Background: Evidence from health services research (HSR) is currently thinly spread through many journals, making it difficult for health services researchers, managers and policy-makers to find research on clinical practice guidelines and the appropriateness, process, outcomes, cost and economics of health care services. We undertook to develop and test search terms to retrieve from the MEDLINE database HSR articles meeting minimum quality standards.

Methods: The retrieval performance of 7445 methodologic search terms and phrases in MEDLINE (the test) were compared with a hand search of the literature (the gold standard) for each issue of 68 journal titles for the year 2000 (a total of 25 936 articles). We determined sensitivity, specificity and precision (the positive predictive value) of the MEDLINE search strategies.

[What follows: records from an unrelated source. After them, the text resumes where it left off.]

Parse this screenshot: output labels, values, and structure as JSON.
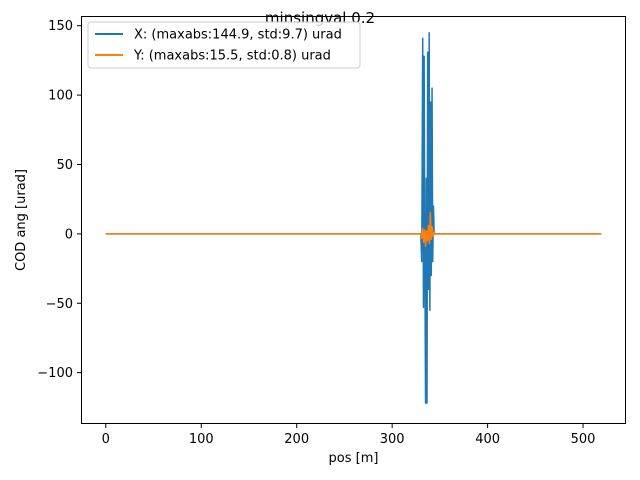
{
  "chart_data": {
    "type": "line",
    "title": "minsingval 0.2",
    "xlabel": "pos [m]",
    "ylabel": "COD ang [urad]",
    "xlim": [
      -26,
      545
    ],
    "ylim": [
      -137,
      157
    ],
    "xticks": [
      0,
      100,
      200,
      300,
      400,
      500
    ],
    "yticks": [
      -100,
      -50,
      0,
      50,
      100,
      150
    ],
    "xtick_labels": [
      "0",
      "100",
      "200",
      "300",
      "400",
      "500"
    ],
    "ytick_labels": [
      "−100",
      "−50",
      "0",
      "50",
      "100",
      "150"
    ],
    "legend": {
      "placement": "upper-left"
    },
    "series": [
      {
        "name": "X: (maxabs:144.9, std:9.7) urad",
        "color": "#1f77b4",
        "x": [
          0,
          330,
          331,
          332,
          332.8,
          333.5,
          334.2,
          335,
          335.8,
          336.5,
          337.2,
          338,
          338.8,
          339.5,
          340.2,
          341,
          341.8,
          342.5,
          343.3,
          344,
          345,
          519
        ],
        "y": [
          0,
          0,
          -20,
          141,
          -53,
          128,
          -10,
          -122,
          40,
          -122,
          131,
          -40,
          144.9,
          -55,
          95,
          -30,
          105,
          -20,
          20,
          0,
          0,
          0
        ]
      },
      {
        "name": "Y: (maxabs:15.5, std:0.8) urad",
        "color": "#ff7f0e",
        "x": [
          0,
          330,
          331,
          332,
          333,
          334,
          335,
          336,
          337,
          338,
          339,
          340,
          341,
          342,
          343,
          344,
          345,
          519
        ],
        "y": [
          0,
          0,
          -3,
          4,
          -6,
          3,
          -9,
          2,
          -5,
          6,
          -7,
          15.5,
          -4,
          5,
          -2,
          1,
          0,
          0
        ]
      }
    ]
  }
}
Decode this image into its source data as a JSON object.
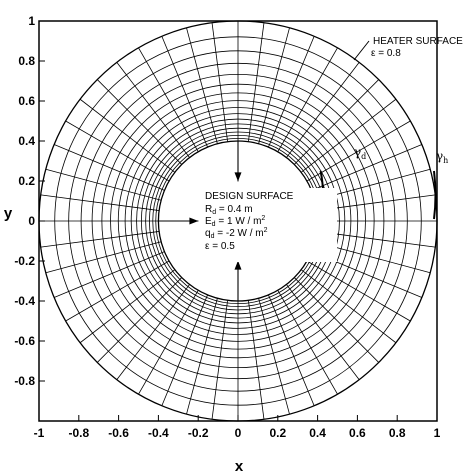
{
  "chart_data": {
    "type": "mesh",
    "xlabel": "x",
    "ylabel": "y",
    "xlim": [
      -1,
      1
    ],
    "ylim": [
      -1,
      1
    ],
    "xticks": [
      "-1",
      "-0.8",
      "-0.6",
      "-0.4",
      "-0.2",
      "0",
      "0.2",
      "0.4",
      "0.6",
      "0.8",
      "1"
    ],
    "yticks": [
      "1",
      "0.8",
      "0.6",
      "0.4",
      "0.2",
      "0",
      "-0.2",
      "-0.4",
      "-0.6",
      "-0.8"
    ],
    "inner_radius": 0.4,
    "outer_radius": 1.0,
    "radial_rows": 16,
    "angular_columns": 48,
    "heater_surface": {
      "label": "HEATER SURFACE",
      "emissivity": "ε = 0.8",
      "gamma_label": "γ",
      "gamma_sub": "h"
    },
    "design_surface": {
      "title": "DESIGN SURFACE",
      "r_line": "R",
      "r_sub": "d",
      "r_val": " = 0.4 m",
      "e_line": "E",
      "e_sub": "d",
      "e_val": " = 1    W / m",
      "e_sup": "2",
      "q_line": "q",
      "q_sub": "d",
      "q_val": " = -2  W / m",
      "q_sup": "2",
      "eps_line": "ε = 0.5",
      "gamma_label": "γ",
      "gamma_sub": "d"
    }
  }
}
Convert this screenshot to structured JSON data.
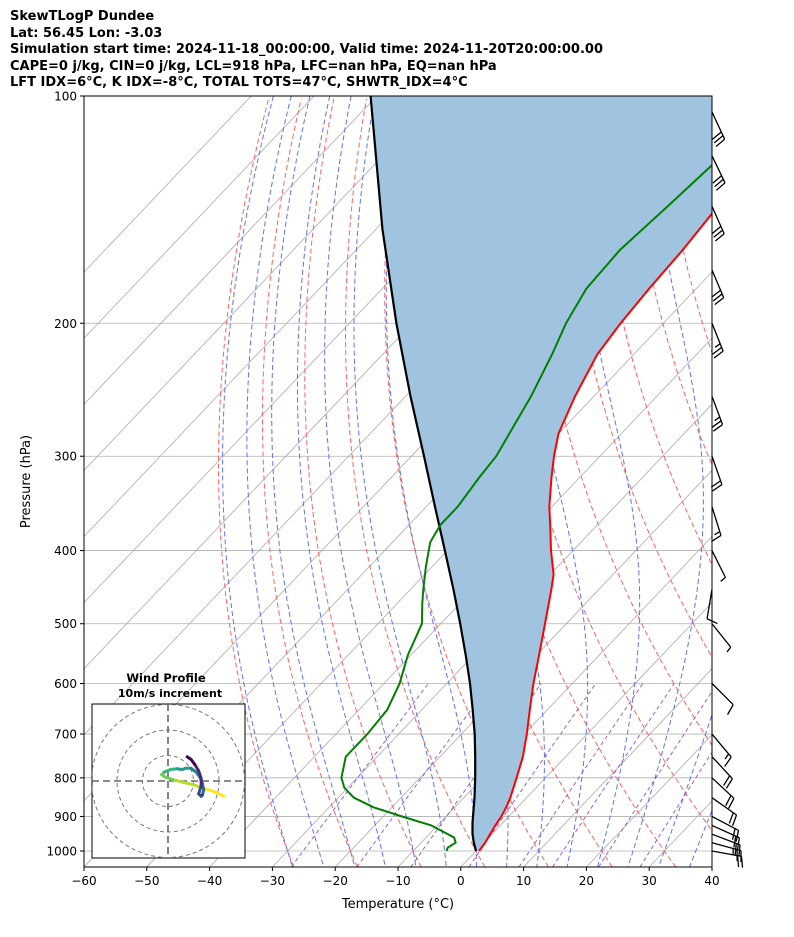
{
  "header": {
    "line1": "SkewTLogP Dundee",
    "line2": "Lat: 56.45   Lon: -3.03",
    "line3": "Simulation start time: 2024-11-18_00:00:00, Valid time: 2024-11-20T20:00:00.00",
    "line4": "CAPE=0 j/kg, CIN=0 j/kg, LCL=918 hPa, LFC=nan hPa, EQ=nan hPa",
    "line5": "LFT IDX=6°C, K IDX=-8°C, TOTAL TOTS=47°C, SHWTR_IDX=4°C"
  },
  "chart_data": {
    "type": "line",
    "subtype": "skew-t log-p",
    "xlabel": "Temperature (°C)",
    "ylabel": "Pressure (hPa)",
    "xlim": [
      -60,
      40
    ],
    "ylim": [
      1050,
      100
    ],
    "y_scale": "log",
    "x_ticks": [
      -60,
      -50,
      -40,
      -30,
      -20,
      -10,
      0,
      10,
      20,
      30,
      40
    ],
    "x_tick_labels": [
      "−60",
      "−50",
      "−40",
      "−30",
      "−20",
      "−10",
      "0",
      "10",
      "20",
      "30",
      "40"
    ],
    "y_ticks": [
      1000,
      900,
      800,
      700,
      600,
      500,
      400,
      300,
      200,
      100
    ],
    "y_tick_labels": [
      "1000",
      "900",
      "800",
      "700",
      "600",
      "500",
      "400",
      "300",
      "200",
      "100"
    ],
    "grid": true,
    "colors": {
      "temperature": "#ff0000",
      "dewpoint": "#008000",
      "parcel": "#000000",
      "fill": "#a0c4e0",
      "dry_adiabat": "#ff6060",
      "moist_adiabat": "#6070ff",
      "mixing_ratio": "#9050d0",
      "isotherm": "#aaaaaa"
    },
    "series": [
      {
        "key": "temperature",
        "points": [
          [
            1000,
            0.5
          ],
          [
            975,
            0.2
          ],
          [
            950,
            -0.3
          ],
          [
            925,
            -0.8
          ],
          [
            900,
            -1.2
          ],
          [
            875,
            -1.8
          ],
          [
            850,
            -2.6
          ],
          [
            800,
            -4.6
          ],
          [
            750,
            -6.8
          ],
          [
            700,
            -9.6
          ],
          [
            650,
            -12.8
          ],
          [
            600,
            -16.2
          ],
          [
            550,
            -19.6
          ],
          [
            500,
            -23.4
          ],
          [
            450,
            -27.6
          ],
          [
            430,
            -29.5
          ],
          [
            400,
            -33.5
          ],
          [
            370,
            -37.5
          ],
          [
            350,
            -40.4
          ],
          [
            320,
            -44.5
          ],
          [
            300,
            -47.3
          ],
          [
            280,
            -50.0
          ],
          [
            250,
            -53.0
          ],
          [
            220,
            -55.8
          ],
          [
            200,
            -56.8
          ],
          [
            180,
            -57.5
          ],
          [
            160,
            -58.0
          ],
          [
            140,
            -59.0
          ],
          [
            120,
            -60.5
          ],
          [
            100,
            -62.0
          ]
        ]
      },
      {
        "key": "dewpoint",
        "points": [
          [
            1000,
            -4.7
          ],
          [
            990,
            -5.0
          ],
          [
            975,
            -4.5
          ],
          [
            960,
            -5.5
          ],
          [
            950,
            -7.0
          ],
          [
            925,
            -11.0
          ],
          [
            900,
            -17.0
          ],
          [
            875,
            -23.0
          ],
          [
            850,
            -27.5
          ],
          [
            825,
            -30.5
          ],
          [
            800,
            -32.5
          ],
          [
            750,
            -35.0
          ],
          [
            700,
            -35.0
          ],
          [
            650,
            -35.5
          ],
          [
            600,
            -37.5
          ],
          [
            550,
            -40.5
          ],
          [
            500,
            -43.0
          ],
          [
            470,
            -46.0
          ],
          [
            450,
            -48.0
          ],
          [
            420,
            -51.0
          ],
          [
            390,
            -54.0
          ],
          [
            370,
            -55.0
          ],
          [
            350,
            -55.0
          ],
          [
            320,
            -56.0
          ],
          [
            300,
            -56.5
          ],
          [
            250,
            -60.0
          ],
          [
            220,
            -63.0
          ],
          [
            200,
            -65.5
          ],
          [
            180,
            -67.5
          ],
          [
            160,
            -68.0
          ],
          [
            140,
            -67.0
          ],
          [
            120,
            -66.0
          ],
          [
            100,
            -66.5
          ]
        ]
      },
      {
        "key": "parcel",
        "points": [
          [
            1000,
            0.0
          ],
          [
            975,
            -1.6
          ],
          [
            950,
            -3.1
          ],
          [
            918,
            -4.8
          ],
          [
            900,
            -5.7
          ],
          [
            850,
            -8.3
          ],
          [
            800,
            -11.2
          ],
          [
            750,
            -14.4
          ],
          [
            700,
            -17.9
          ],
          [
            650,
            -21.9
          ],
          [
            600,
            -26.3
          ],
          [
            550,
            -31.3
          ],
          [
            500,
            -36.9
          ],
          [
            450,
            -43.2
          ],
          [
            400,
            -50.4
          ],
          [
            350,
            -58.6
          ],
          [
            300,
            -68.0
          ],
          [
            250,
            -79.2
          ],
          [
            200,
            -92.5
          ],
          [
            150,
            -109.0
          ],
          [
            100,
            -131.0
          ]
        ]
      }
    ],
    "wind_barbs": [
      {
        "p": 1000,
        "u": -22,
        "v": 4
      },
      {
        "p": 975,
        "u": -22,
        "v": 6
      },
      {
        "p": 950,
        "u": -21,
        "v": 8
      },
      {
        "p": 925,
        "u": -20,
        "v": 9
      },
      {
        "p": 900,
        "u": -19,
        "v": 10
      },
      {
        "p": 850,
        "u": -17,
        "v": 12
      },
      {
        "p": 800,
        "u": -15,
        "v": 14
      },
      {
        "p": 750,
        "u": -13,
        "v": 14
      },
      {
        "p": 700,
        "u": -10,
        "v": 12
      },
      {
        "p": 600,
        "u": -8,
        "v": 8
      },
      {
        "p": 500,
        "u": -4,
        "v": 5
      },
      {
        "p": 450,
        "u": 2,
        "v": 12
      },
      {
        "p": 400,
        "u": -3,
        "v": 6
      },
      {
        "p": 350,
        "u": -5,
        "v": 16
      },
      {
        "p": 300,
        "u": -7,
        "v": 20
      },
      {
        "p": 250,
        "u": -9,
        "v": 24
      },
      {
        "p": 200,
        "u": -10,
        "v": 25
      },
      {
        "p": 170,
        "u": -11,
        "v": 26
      },
      {
        "p": 140,
        "u": -12,
        "v": 27
      },
      {
        "p": 120,
        "u": -13,
        "v": 27
      },
      {
        "p": 105,
        "u": -13,
        "v": 28
      }
    ],
    "hodograph": {
      "title": "Wind Profile",
      "subtitle": "10m/s increment",
      "rings": [
        10,
        20,
        30
      ],
      "points": [
        [
          22,
          -6
        ],
        [
          19,
          -4.5
        ],
        [
          16,
          -3.5
        ],
        [
          13,
          -2.5
        ],
        [
          10,
          -1.5
        ],
        [
          6,
          -0.5
        ],
        [
          2,
          0.5
        ],
        [
          -1,
          1.5
        ],
        [
          -2.5,
          2.5
        ],
        [
          -1.5,
          3.5
        ],
        [
          1,
          4.5
        ],
        [
          3.5,
          4.8
        ],
        [
          5.5,
          4.5
        ],
        [
          7,
          5.0
        ],
        [
          9,
          5.0
        ],
        [
          11,
          3.5
        ],
        [
          12.5,
          1.5
        ],
        [
          13.5,
          -1.0
        ],
        [
          14,
          -3.5
        ],
        [
          13.5,
          -5.5
        ],
        [
          13,
          -6.0
        ],
        [
          12,
          -5.0
        ],
        [
          13,
          -2.0
        ],
        [
          13,
          1.0
        ],
        [
          12,
          4.0
        ],
        [
          10.5,
          6.5
        ],
        [
          9,
          8.5
        ],
        [
          7.5,
          9.5
        ]
      ]
    }
  }
}
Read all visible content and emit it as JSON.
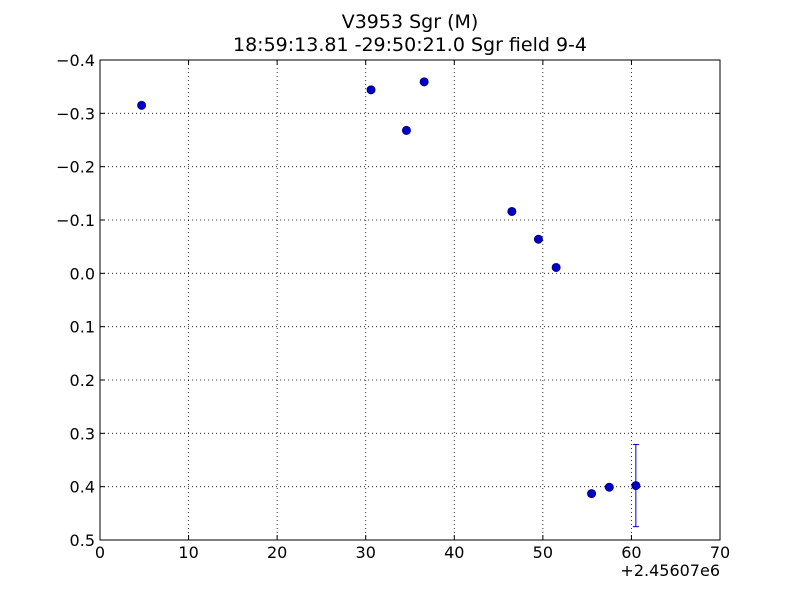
{
  "chart_data": {
    "type": "scatter",
    "title": "V3953 Sgr  (M)",
    "subtitle": "18:59:13.81 -29:50:21.0 Sgr field 9-4",
    "xlabel": "",
    "ylabel": "",
    "x_offset_label": "+2.45607e6",
    "xlim": [
      0,
      70
    ],
    "ylim": [
      0.5,
      -0.4
    ],
    "y_inverted": true,
    "grid": true,
    "x_ticks": [
      "0",
      "10",
      "20",
      "30",
      "40",
      "50",
      "60",
      "70"
    ],
    "y_ticks": [
      "−0.4",
      "−0.3",
      "−0.2",
      "−0.1",
      "0.0",
      "0.1",
      "0.2",
      "0.3",
      "0.4",
      "0.5"
    ],
    "series": [
      {
        "color": "#0000cc",
        "points": [
          {
            "x": 4.7,
            "y": -0.315
          },
          {
            "x": 30.6,
            "y": -0.344
          },
          {
            "x": 34.6,
            "y": -0.268
          },
          {
            "x": 36.6,
            "y": -0.359
          },
          {
            "x": 46.5,
            "y": -0.116
          },
          {
            "x": 49.5,
            "y": -0.064
          },
          {
            "x": 51.5,
            "y": -0.011
          },
          {
            "x": 55.5,
            "y": 0.413
          },
          {
            "x": 57.5,
            "y": 0.401
          },
          {
            "x": 60.5,
            "y": 0.398,
            "err": 0.077
          }
        ]
      }
    ]
  }
}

Results: A majority of the articles that were classified as outcome assessment, but fewer than half of those in the other categories, were considered methodologically acceptable (no methodologic criteria were applied for cost studies). Combining individual search terms to maximize sensitivity, while keeping specificity at 50% or more, led to sensitivities in the range of 88.1% to 100% for several categories (specificities ranged from 52.9% to 97.4%). When terms were combined to maximize specificity while keeping sensitivity at 50% or more, specificities of 88.8% to 99.8% were achieved. When terms were combined to maximize sensitivity and specificity while minimizing the differences between the 2 measurements, most strategies for HSR categories achieved sensitivity and specificity of at least 80%.

Interpretation: Sensitive and specific search strategies were validated for retrieval of HSR literature from MEDLINE. These strategies have been made available for public use by the US National Library of Medicine at www.nlm.nih.gov/nichsr/hedges/search.html.